My favorite part? The people. Despite not seeing the majority of them after day 1, the shared experience with a set of truly fabulous and interesting people made the trip unique and extra-fun. The level of enthusiasm — communicated through high fives in passing, silly notes written in the snow, snacks left at the top of big climbs — was something I’d never quite seen the likes of before.
Yeah, I plan on doing it again. In the meantime, I had hoped to try the summer version, but my vacation time doesn’t quite pencil out. That’s alright. I have some shorter trips in mind to keep the adventure-deficit-disorder at bay.

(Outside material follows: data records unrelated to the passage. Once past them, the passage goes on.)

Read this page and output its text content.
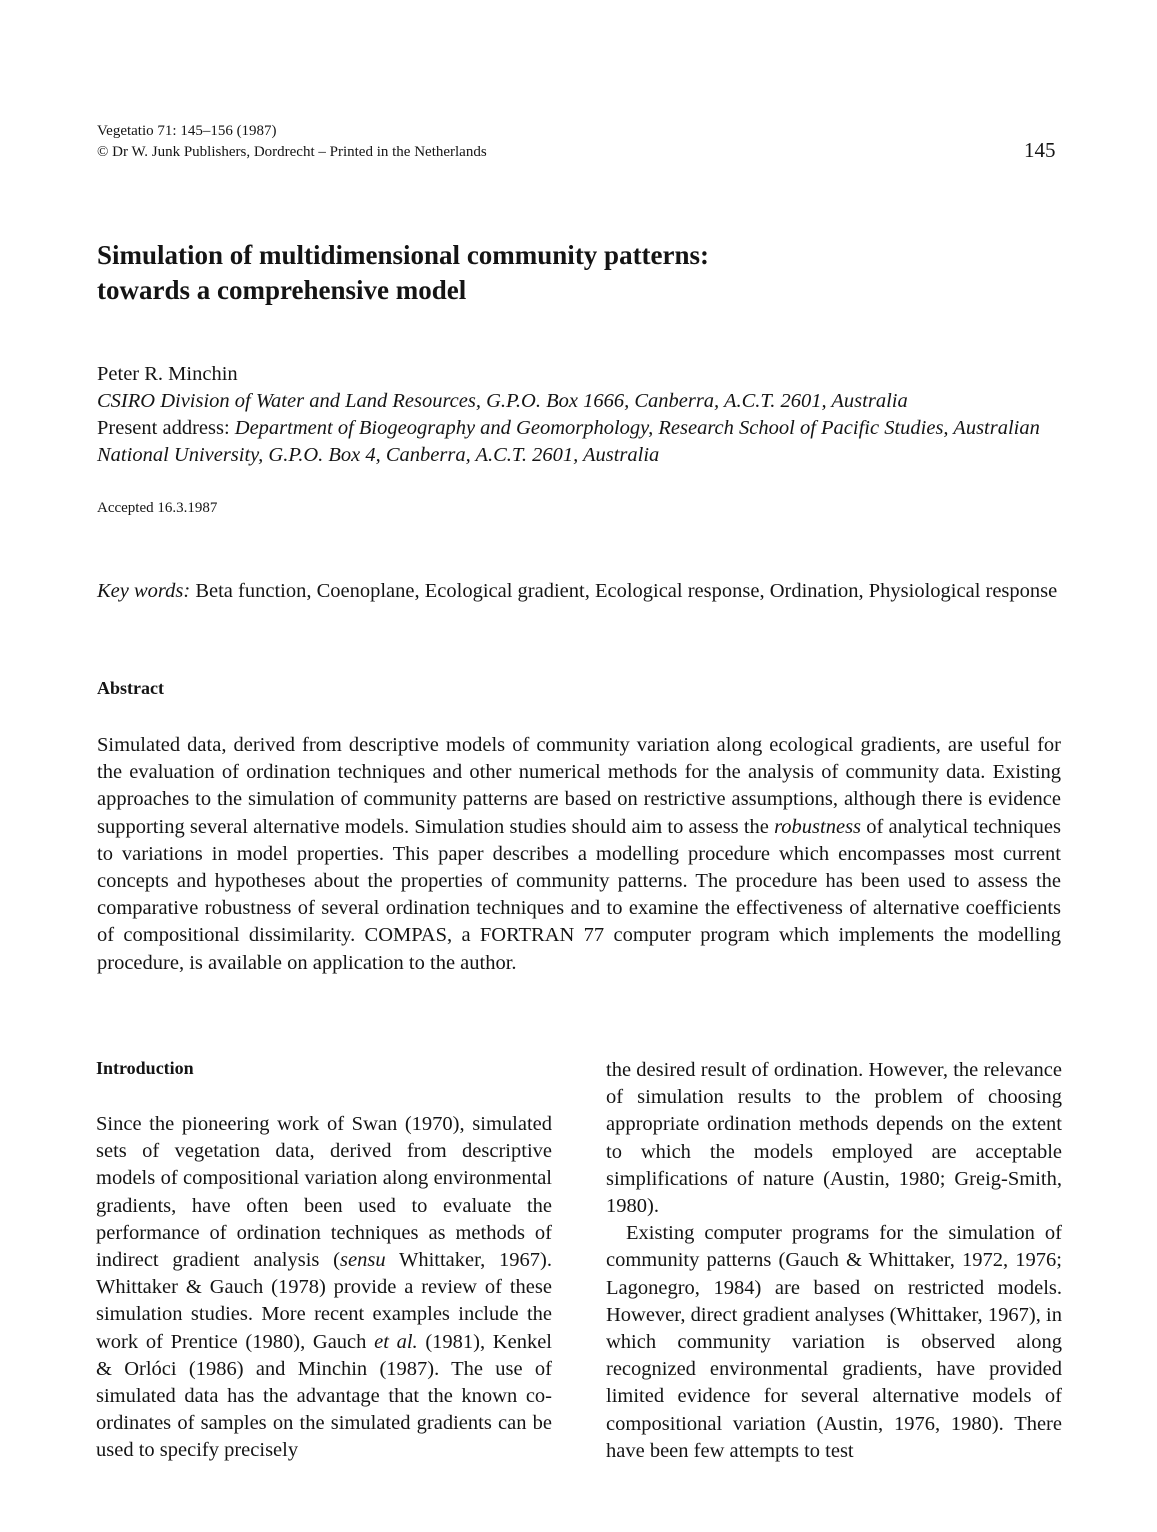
Vegetatio 71: 145–156 (1987)
© Dr W. Junk Publishers, Dordrecht – Printed in the Netherlands	145
Simulation of multidimensional community patterns:
towards a comprehensive model
Peter R. Minchin
CSIRO Division of Water and Land Resources, G.P.O. Box 1666, Canberra, A.C.T. 2601, Australia
Present address: Department of Biogeography and Geomorphology, Research School of Pacific Studies, Australian National University, G.P.O. Box 4, Canberra, A.C.T. 2601, Australia
Accepted 16.3.1987
Key words: Beta function, Coenoplane, Ecological gradient, Ecological response, Ordination, Physiological response
Abstract
Simulated data, derived from descriptive models of community variation along ecological gradients, are useful for the evaluation of ordination techniques and other numerical methods for the analysis of community data. Existing approaches to the simulation of community patterns are based on restrictive assumptions, although there is evidence supporting several alternative models. Simulation studies should aim to assess the robustness of analytical techniques to variations in model properties. This paper describes a modelling procedure which encompasses most current concepts and hypotheses about the properties of community patterns. The procedure has been used to assess the comparative robustness of several ordination techniques and to examine the effectiveness of alternative coefficients of compositional dissimilarity. COMPAS, a FORTRAN 77 computer program which implements the modelling procedure, is available on application to the author.
Introduction

Since the pioneering work of Swan (1970), simulated sets of vegetation data, derived from descriptive models of compositional variation along environmental gradients, have often been used to evaluate the performance of ordination techniques as methods of indirect gradient analysis (sensu Whittaker, 1967). Whittaker & Gauch (1978) provide a review of these simulation studies. More recent examples include the work of Prentice (1980), Gauch et al. (1981), Kenkel & Orlóci (1986) and Minchin (1987). The use of simulated data has the advantage that the known co-ordinates of samples on the simulated gradients can be used to specify precisely

the desired result of ordination. However, the relevance of simulation results to the problem of choosing appropriate ordination methods depends on the extent to which the models employed are acceptable simplifications of nature (Austin, 1980; Greig-Smith, 1980).

Existing computer programs for the simulation of community patterns (Gauch & Whittaker, 1972, 1976; Lagonegro, 1984) are based on restricted models. However, direct gradient analyses (Whittaker, 1967), in which community variation is observed along recognized environmental gradients, have provided limited evidence for several alternative models of compositional variation (Austin, 1976, 1980). There have been few attempts to test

Many thanks to Summit Consulting, Dave Cramer, the McCarthy B&B, the Log Cabin Wilderness Lodge, and all the other participants for making my first Winter Classic such a rewarding experience. Oh, and a special shout out to Scott, who totally helped take care of John and me at the finish, despite having completed the same event, solo, via a much longer route just twelve hours before. I probably would have still been sleeping.